There are other mural-forward buildings locally that repeat similar mistakes. The SOLTerra Office Building [https://www.instagram.com/p/BxaRXNhBnIK/?hl=en] at 959 Southeast Division Street has become a popular spot for Instagrammers, with its 70-foot-tall mural by an artist who goes by the handle “Fin DAC.” Entitled “OSolTerrace or Woman-Sun-Earth,” it’s a full-length portrait of a woman raising her arms in a “Namaste”-like greeting. Her hair is made up of actual growing plants. Some social-media denizens have opined that the work traffics in cultural appropriation, accusing it of pastiching ethnic features to evoke a Space-Age geisha girl, but for the most part, tourists and locals are charmed. “Those are actual living plants starting to take root in the woman’s hair,” exclaims an article in PDX Urban. “How cool is that!!?”
Then there is a new building underneath the east end of the Morrison Bridge. It’s called “Tree Farm” [http://www.brettschulz.com/tree-farm-1], and yes, it features dirt-filled metal pails up and down the façade with small trees inside each one. The exterior is painted, stencil-style, with a circular floral motif in shades of blue and yellow. The developer, Kevin Cavenaugh of Dumbell Building infamy, says he wanted the building to look “like a big-ass Chia Pet!” Well, okay. Sixty-one years after Frank Lloyd Wright’s death, 55 years after Le Corbusier’s, this is what our architectural discourse has come to. Can you picture Wright’s Guggenheim or Le Corbusier’s Notre-Dame du Haut chapel in Ronchamp if their austere bone-colored exteriors were instead tarted up with slapdash amoebae forms and sundry shrubs?

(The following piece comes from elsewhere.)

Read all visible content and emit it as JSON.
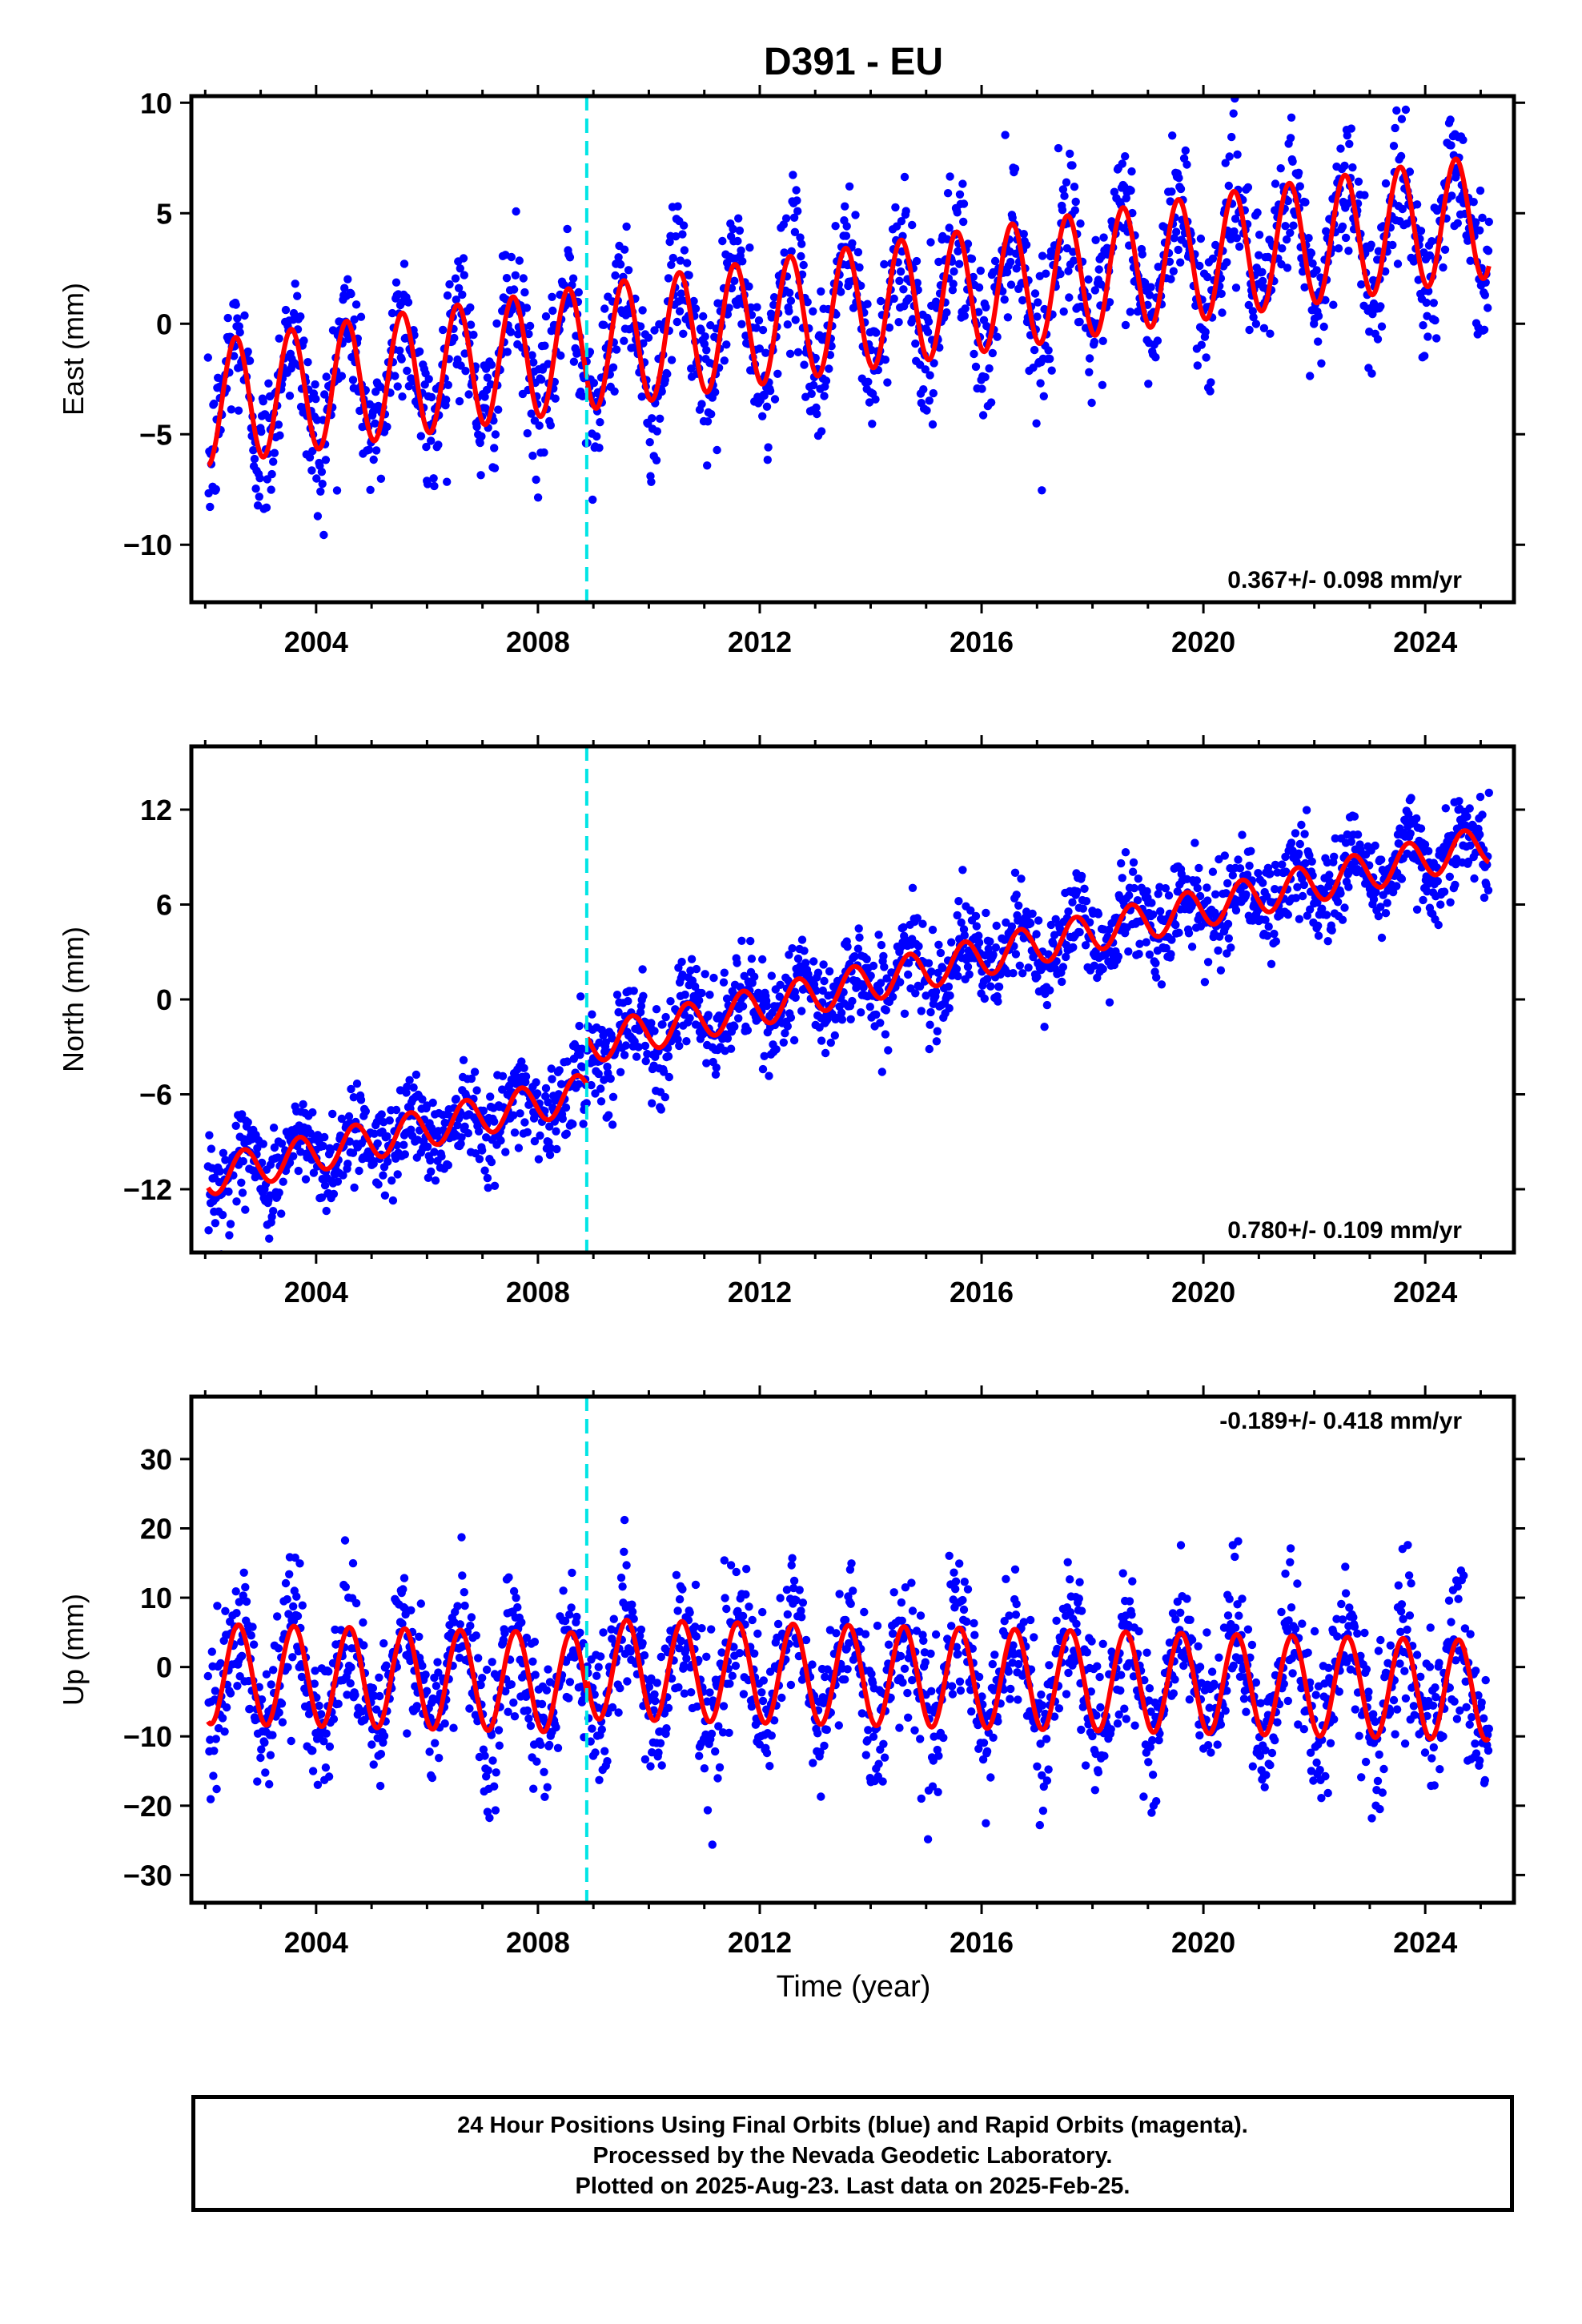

I’m all for material experimentation and innovation. I love exteriors that make a statement. Santiago Calatrava, Jean Nouvel, the late Zaha Hadid are geniuses who push the boundaries of their profession. They do it without cheap, throwaway gestures that pander and condescend the viewer. They trust the three dimensions. They do not need to plaster a super-enlarged iPad-aided 2D mural onto exterior walls to cover up bad design or, even more unforgivably, good design. Architecture is its own art; it needn’t pilfer 2D art’s coffers, nor raid the tree nursery, to buttress its cachet.